Larung Gar began with less than a dozen students building their residences near Khenchen Jigme Phuntsok's retreat residence, then grew as more Tibetan Buddhist monastic and lay students from the Tibetan plateau arrived. As the Serta Larung Five Science Buddhist Academy grew in reputation and size, more Chinese and international students arrived and built residences to receive teachings from Nyingma Terton Khenchen Jigme Phuntsok. The site is considered sacred and the Academy fulfilled an ancient prophecy by the first Dodrupchen Rinpoche.[3]

The community is composed of residences and retreat meditation huts, built with mud bricks or with wood. As the community grew, nuns built guest houses, and foot paths connected the neighborhoods to the Academy. A few restaurants are located near the main square adjacent to the Gompa.

By 1999, reports state Chinese authorities began harassing Larung Gar. An earlier round of demolitions commenced in June 2001,[4] after Khenchen Jigme Phuntsok refused orders to reduce the number of students, a decision for which he was detained incommunicado for a year according to several sources and to the 2017 joint report by Tibet Watch and Free Tibet.[3]

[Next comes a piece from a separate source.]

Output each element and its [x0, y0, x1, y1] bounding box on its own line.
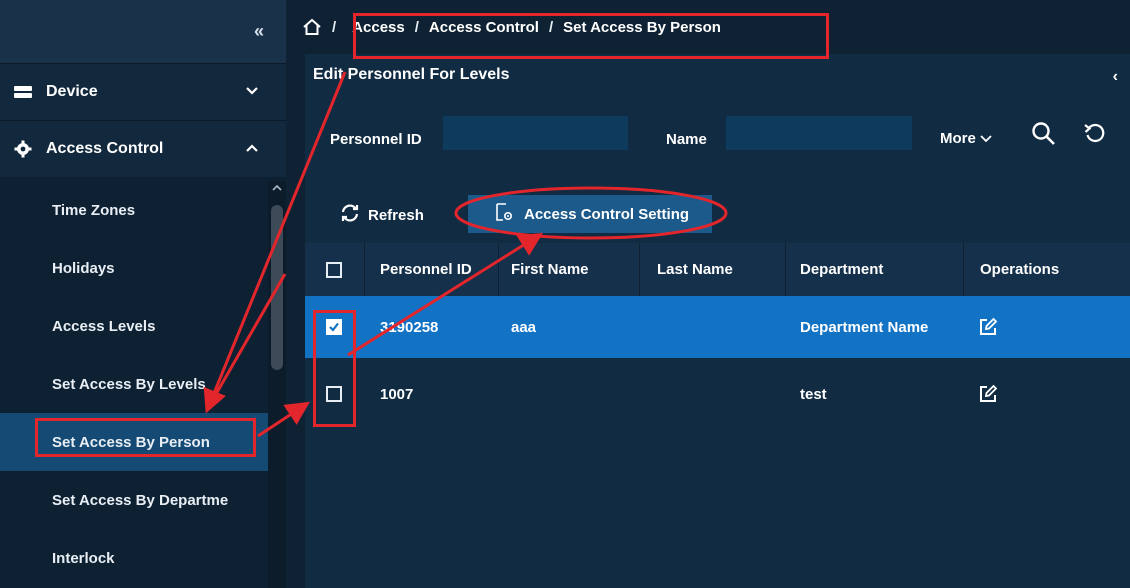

Monks and nuns continued to move to Larung Gar to study, and the international population from Tibet, China, Mongolia, and from other Asian countries was said to officially be 10,000 people. By June 2016, Chinese authorities ordered a cut in the number residents by half to 5000, with no more than 3,500 nuns and 1,500 monks, as the huge influx of people living in DIY housing was becoming a safety and fire hazard.

The director of Free Tibet stated, "The demolition at Larung Gar is clearly nothing to do with overcrowding – it is just another tactic in China's attempt to subvert the influence of Buddhism in Tibet."[5]

Condemnation of China's demolitions at Larung Gar has been made by the European Parliament in 2016,[6] and by United Nations human rights experts in 2017. By 2018, concern with the ongoing destruction of Larung Gar and Yarchen Gar was expressed by the United States Department of State.[7] In October 2020, a joint statement by 39 countries was read at the United Nations general assembly on human rights, which compares human rights abuses in Tibet to those in Xinjiang.[8][9][10]

  1. ^ "Larung Gar: China 'destroys buildings' at Tibetan Buddhist academy". BBC News. July 22, 2016. Retrieved July 17, 2022.
  2. ^ "Texts adopted - The cases of the Larung Gar Tibetan Buddhist Academy and of Ilham Tohti - Thursday, 15 December 2016". www.europarl.europa.eu. Retrieved July 17, 2022.
  3. ^ a b "Destroying Heaven: China's destruction at Larung Gar". Tibet Watch and Free Tibet. December 17, 2017.
  4. ^ "Agissons ! La Chine veut détruire le monastère tibétain de Larung Gar". Trek Magazine. November 18, 2016.
  5. ^ "Larung Gar: China 'destroys buildings' at Tibetan Buddhist academy". BBC News. July 22, 2016. Retrieved December 16, 2016.
  6. ^ "UNPO Welcomes EU Resolution on Ilham Tohti and the Larung Gar Tibetan Buddhist Academy". UNPO. December 15, 2016. Retrieved August 4, 2017.
  7. ^ "US State Department Calls for the Immediate Release of Tibet's Panchen Lama". Central Tibetan Administration. April 27, 2018.
  8. ^ Lederer, Edith (October 6, 2020). "Nearly 40 nations criticize China's human rights policies". Associated Press NEWS.
  9. ^ Dolma, Kelsang (August 31, 2020). "Tibet Was China's First Laboratory of Repression". Foreign Policy.
  10. ^ Dorje, Yeshi (May 25, 2019). "Tibetan Re-Education Camp Journal Tells of China's Tactics Now Used on Uighurs". Voice of America.